8
votes

At school we have been using a bootstrap program to run stand-alone programs without an operating system. I have been studying this program and when protected mode is enabled there is a far jump executed by directly assembling the opcode and operands as data within the program. This was for the GNU assembler:


         /* this code immediately follows the setting of the PE flag in CR0 */

.byte   0x66, 0xEA
.long   TARGET_ADDRESS
.word   0x0010          /* descriptor #2, GDT, RPL=0 */

First of all, why would one want to do this (instead of the instruction mnemonic)?

I have been looking at the Intel manuals, but am still a little confused by the code. Specifically in Volume 2A, page 3-549, there is a table of opcodes. The relevant entry:

EA *cp* JMP ptr16:32  Inv.  Valid  Jump far, absolute, address given in
operand

The actual opcode is obvious, but the the first byte, 0x66, has me confused. Referring to the table in the Intel manual, the cp apparently means that a 6 byte operand will follow. And obviously 6 bytes follow in the next two lines. 0x66 encodes an 'Operand-size override prefix'. What does this have to do with the cp in the table? I was expecting there to be some hex value for the cp, but instead there is this override prefix. Can someone please clear this up for me?

Here is a dump from od:

c022    **ea66    0000    0001    0010**    ba52    03f2    c030

TARGET_ADDRESS was defined as 0x00010000.

I am also confused a bit by the significance of the last two bytes. However, that seems to be another question altogether. It is getting quite late, and I have been staring at code and the Intel manuals for hours, so I hope I got my point across.

Thanks for looking!

3
People use opcodes (instead of instructions) for 2 reasons. The first reason is when the assembler is "less than adequate" and doesn't provide support for the instruction they need (this is/was common when new instructions are added and older assemblers don't support them yet). The second reason is when the assembler does support the instruction they need but the programmer doesn't know how to convince the assembler to generate it.
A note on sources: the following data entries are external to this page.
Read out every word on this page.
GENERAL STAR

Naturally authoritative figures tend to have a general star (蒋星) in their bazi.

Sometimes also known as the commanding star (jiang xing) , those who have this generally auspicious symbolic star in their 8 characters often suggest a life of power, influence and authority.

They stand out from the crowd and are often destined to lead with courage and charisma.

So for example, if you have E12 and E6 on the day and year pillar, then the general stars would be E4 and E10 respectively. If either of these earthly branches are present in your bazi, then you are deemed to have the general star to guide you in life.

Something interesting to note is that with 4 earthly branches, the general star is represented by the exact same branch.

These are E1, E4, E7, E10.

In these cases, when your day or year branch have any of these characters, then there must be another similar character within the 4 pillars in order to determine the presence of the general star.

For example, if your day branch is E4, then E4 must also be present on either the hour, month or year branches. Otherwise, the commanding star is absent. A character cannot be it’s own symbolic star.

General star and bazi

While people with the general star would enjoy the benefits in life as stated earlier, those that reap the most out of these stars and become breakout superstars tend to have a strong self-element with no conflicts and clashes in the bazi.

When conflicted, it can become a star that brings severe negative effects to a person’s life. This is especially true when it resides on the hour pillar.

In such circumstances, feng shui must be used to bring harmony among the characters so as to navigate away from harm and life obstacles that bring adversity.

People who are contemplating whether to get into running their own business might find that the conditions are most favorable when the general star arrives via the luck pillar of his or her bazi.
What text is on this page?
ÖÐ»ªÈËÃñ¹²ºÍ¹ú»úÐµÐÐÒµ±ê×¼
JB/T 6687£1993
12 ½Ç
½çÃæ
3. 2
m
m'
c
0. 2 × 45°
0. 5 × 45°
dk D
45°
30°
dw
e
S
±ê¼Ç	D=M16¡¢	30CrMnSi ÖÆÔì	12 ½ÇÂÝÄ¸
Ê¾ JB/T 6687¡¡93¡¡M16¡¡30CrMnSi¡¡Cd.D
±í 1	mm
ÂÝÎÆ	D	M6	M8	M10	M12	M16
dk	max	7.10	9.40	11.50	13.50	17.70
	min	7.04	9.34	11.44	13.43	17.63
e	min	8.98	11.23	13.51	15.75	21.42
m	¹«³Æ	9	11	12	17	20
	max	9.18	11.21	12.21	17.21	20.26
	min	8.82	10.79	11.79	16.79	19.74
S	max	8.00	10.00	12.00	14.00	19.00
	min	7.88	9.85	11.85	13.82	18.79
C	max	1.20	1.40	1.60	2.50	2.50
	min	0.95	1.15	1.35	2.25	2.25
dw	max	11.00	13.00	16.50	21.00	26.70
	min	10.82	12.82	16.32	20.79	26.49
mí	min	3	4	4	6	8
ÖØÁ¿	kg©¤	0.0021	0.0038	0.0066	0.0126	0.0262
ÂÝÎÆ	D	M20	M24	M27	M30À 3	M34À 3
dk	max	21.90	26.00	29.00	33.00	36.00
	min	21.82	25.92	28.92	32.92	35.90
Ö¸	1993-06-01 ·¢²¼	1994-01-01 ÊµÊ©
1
Basically, it's either bad tools (including old tools, confusing syntax and/or bad documentation) or bad programmers.Brendan
Note: My comment above is "in general" and applies to all assemblers. I don't use GAS, and have no idea if it supports the "32-bit far jump in 16-bit code" instruction or not (or how good/bad the documentation is).Brendan

3 Answers

12
votes

The 0x66 indicates that the JMP (0xEA) refers to six bytes. The default is refering to 64K (16 bits) in real mode or to 32 bits in protected mode (if I recall well). Having it increased, it also includes the segment descriptor, the index of the segment either in the GDT or the LDT, which means, that this code is making what is traditionally called a "long jump": a jump that cross beyond segments in the x86 architecture. The segment, in this case, points to the second entry on the GDT. If you look before in that program, you'll likely see how the GDT is defined in terms of the segment starting address and length (look in the Intel manual to study the GDT and LDT tables, 32 bit entry describing each segment).

2
votes

I run into this a bit. Some assemblers will only jump to a LABEL . In this case the person wants to make an absolute jump to a specific hard coded offset. jmp TARGET_ADDRESS won't work I am guessing, so they just put it as bytes to get around this issue.

0
votes

0x66 specifies operand size override of the current code segment size. Assuming that current code size is 16-bit, the new instruction pointer will be 32-bit, not 16-bit. If current code segment size is 32-bit, the 0x66 will render target instruction pointer as 16-bit. The current code size attribute depends on CS selector in use and its attributes loaded from GDT/LDT table. In real mode the code segment size is usually 16-bit except special cases of "unreal" mode.